Vielleicht. Aber es ist doch sinnvoll, dass die Bevölkerung weiß, was ihre führenden Politiker denken, besonders die auf der rechten Seite. Übrigens hat Donald Trump das Recht, abgeleitet aus einem Gesetz von 1807, die Armee im Notstandsfall innerhalb Amerikas einzusetzen. Was Cotton befürwortet, ist also nicht illegal, sondern völlig legal. Ob es sinnvoll oder vernünftig oder klug ist, ist eine ganz andere Frage.
Aber muss es eine Kolumne sein? Kann die Zeitung eine solche Position nicht auch in einem nachrichtlichen Text transportieren, also ohne dem Autor die ganz große Bühne zu bieten?
Natürlich geht das, aber der Effekt ist größer, wenn der Text als Kolumne erscheint. Dadurch hat der Leser die Möglichkeit, diese Meinung ausführlich in einem Kontext dargelegt zu bekommen und zu verstehen. Ist es denn besser, den Eindruck zu erwecken, angeblich gefährliche Positionen zu zensieren?
Die Trump-Administration hat an der Grenze zu Mexiko Familien von Einwanderern getrennt, Kinder von ihren Eltern isoliert. Sollte eine Zeitung eine solche Praxis durch einen Gastbeitrag rechtfertigen lassen?
Ja, warum nicht? Es ist eine abscheuliche Praxis, aber sie wäre durch Heimlichtuerei und das Verschweigen der dahinterstehenden Motive nicht besser geworden. Womöglich wäre der Widerstand gegen diese Praxis durch einen solchen Gastbeitrag noch größer geworden.

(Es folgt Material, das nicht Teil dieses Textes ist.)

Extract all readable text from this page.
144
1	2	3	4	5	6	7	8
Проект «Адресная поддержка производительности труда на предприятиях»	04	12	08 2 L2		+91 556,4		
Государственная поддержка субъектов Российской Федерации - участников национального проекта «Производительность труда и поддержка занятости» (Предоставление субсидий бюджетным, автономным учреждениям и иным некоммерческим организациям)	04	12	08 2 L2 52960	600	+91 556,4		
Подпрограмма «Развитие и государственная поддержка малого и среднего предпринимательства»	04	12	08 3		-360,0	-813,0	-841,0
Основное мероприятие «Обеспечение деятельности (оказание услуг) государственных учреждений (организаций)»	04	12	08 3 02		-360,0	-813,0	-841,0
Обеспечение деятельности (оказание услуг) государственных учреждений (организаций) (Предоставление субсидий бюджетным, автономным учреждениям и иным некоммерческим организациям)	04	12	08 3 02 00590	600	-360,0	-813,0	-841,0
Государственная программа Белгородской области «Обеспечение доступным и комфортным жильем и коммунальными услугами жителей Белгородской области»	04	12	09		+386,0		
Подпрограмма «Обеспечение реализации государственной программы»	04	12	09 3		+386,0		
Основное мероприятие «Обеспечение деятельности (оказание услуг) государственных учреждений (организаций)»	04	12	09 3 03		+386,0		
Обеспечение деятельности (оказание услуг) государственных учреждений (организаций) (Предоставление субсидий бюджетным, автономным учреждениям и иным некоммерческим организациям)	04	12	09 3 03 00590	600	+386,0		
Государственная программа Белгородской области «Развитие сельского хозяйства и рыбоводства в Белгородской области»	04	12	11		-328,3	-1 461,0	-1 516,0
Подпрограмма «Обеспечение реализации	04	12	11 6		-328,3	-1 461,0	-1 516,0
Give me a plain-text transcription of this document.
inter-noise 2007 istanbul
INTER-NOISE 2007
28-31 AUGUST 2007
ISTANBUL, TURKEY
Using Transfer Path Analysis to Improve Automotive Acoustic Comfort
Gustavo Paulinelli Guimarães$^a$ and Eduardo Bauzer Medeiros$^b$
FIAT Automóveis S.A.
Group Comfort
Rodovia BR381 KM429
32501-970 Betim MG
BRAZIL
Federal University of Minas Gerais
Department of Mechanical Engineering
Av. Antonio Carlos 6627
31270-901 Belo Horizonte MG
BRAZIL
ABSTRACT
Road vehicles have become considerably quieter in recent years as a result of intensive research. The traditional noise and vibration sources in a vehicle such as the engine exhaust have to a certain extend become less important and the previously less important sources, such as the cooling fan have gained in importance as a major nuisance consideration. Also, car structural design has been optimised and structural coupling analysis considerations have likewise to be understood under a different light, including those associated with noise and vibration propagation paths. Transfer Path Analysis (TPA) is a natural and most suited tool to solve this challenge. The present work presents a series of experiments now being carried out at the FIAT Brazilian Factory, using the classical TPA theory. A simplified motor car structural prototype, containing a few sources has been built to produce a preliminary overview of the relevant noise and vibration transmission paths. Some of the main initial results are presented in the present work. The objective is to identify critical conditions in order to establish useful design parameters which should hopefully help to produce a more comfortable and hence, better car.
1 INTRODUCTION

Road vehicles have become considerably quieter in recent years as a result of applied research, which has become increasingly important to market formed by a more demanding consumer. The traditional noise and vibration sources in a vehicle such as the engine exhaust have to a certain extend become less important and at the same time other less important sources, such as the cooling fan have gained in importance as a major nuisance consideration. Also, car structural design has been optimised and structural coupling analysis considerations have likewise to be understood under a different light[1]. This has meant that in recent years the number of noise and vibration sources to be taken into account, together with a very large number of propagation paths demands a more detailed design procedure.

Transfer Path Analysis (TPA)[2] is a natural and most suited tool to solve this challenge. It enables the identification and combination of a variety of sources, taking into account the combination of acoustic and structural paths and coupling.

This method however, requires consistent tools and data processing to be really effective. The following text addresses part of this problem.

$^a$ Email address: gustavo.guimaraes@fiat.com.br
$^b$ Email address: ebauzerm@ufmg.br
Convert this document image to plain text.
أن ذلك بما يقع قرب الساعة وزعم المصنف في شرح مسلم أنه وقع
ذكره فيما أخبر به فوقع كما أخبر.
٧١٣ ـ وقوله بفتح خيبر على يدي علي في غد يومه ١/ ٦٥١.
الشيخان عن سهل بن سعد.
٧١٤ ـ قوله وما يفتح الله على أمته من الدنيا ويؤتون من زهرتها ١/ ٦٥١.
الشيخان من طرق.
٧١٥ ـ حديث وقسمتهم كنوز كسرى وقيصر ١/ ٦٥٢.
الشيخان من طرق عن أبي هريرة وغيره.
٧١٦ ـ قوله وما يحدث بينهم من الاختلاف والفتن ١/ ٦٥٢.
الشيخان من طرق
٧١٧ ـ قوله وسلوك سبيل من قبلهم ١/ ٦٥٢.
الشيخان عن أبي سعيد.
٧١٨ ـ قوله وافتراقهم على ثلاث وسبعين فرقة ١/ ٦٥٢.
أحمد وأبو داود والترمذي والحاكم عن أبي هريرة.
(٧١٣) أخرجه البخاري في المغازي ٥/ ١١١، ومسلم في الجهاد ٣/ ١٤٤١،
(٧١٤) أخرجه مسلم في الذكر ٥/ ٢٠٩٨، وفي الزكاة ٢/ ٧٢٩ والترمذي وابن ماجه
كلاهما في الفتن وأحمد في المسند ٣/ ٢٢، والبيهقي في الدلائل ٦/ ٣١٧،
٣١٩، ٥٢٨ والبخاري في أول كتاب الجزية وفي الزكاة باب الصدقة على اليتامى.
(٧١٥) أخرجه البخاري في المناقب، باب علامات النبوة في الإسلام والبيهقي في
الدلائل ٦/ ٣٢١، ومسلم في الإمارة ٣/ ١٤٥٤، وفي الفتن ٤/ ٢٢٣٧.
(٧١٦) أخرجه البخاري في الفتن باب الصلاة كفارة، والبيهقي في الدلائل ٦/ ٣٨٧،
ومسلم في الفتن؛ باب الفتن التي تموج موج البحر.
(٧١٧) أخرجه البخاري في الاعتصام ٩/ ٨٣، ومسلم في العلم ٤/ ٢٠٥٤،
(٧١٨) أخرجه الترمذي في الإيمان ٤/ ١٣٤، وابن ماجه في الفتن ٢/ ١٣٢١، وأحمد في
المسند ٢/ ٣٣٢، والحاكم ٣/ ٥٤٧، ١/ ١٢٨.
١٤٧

Wo ziehen Sie die Grenze? Würden Sie auch einem Repräsentanten des Ku-Klux-Klan ein Forum bieten?
Meine persönliche Grenze verläuft bei Antisemitismus und Rassismus. Ich würde einem Vertreter des Ku-Klux-Klan keine Gelegenheit bieten, seine Ansichten zu veröffentlichen.
Ist nicht die Aufforderung Cottons, das Militär bei Anti-Rassismus-Protesten einzusetzen, ein Aufruf zur Gewalt?
Nicht aus seiner Perspektive. Er kann behaupten, dass die Soldaten schließlich nur gegen Gewalttäter und Plünderer vorgehen sollen. Er hat das in dieser Hinsicht relativ vorsichtig formuliert. Und ich betone erneut: Ein solcher Einsatz wäre aufgrund des Gesetzes aus dem Jahre 1807 legal gewesen.
Eine „New-York-Times“-Kolumnistin schrieb, Cottons Position sei faschistisch. Hat sie Recht?
Cotton hat faschistische Züge, weil er im allgemeinen in militaristischen Kategorien denkt. Er ist ein knallharter Konservativer, der die US-Armee überall hinschicken möchte. Er ist eiskalt, auch in Bezug auf einen möglichen Krieg gegen den Iran.
Wie erklären Sie sich den Aufstand innerhalb der „New York Times“ gegen die Veröffentlichung des Artikels?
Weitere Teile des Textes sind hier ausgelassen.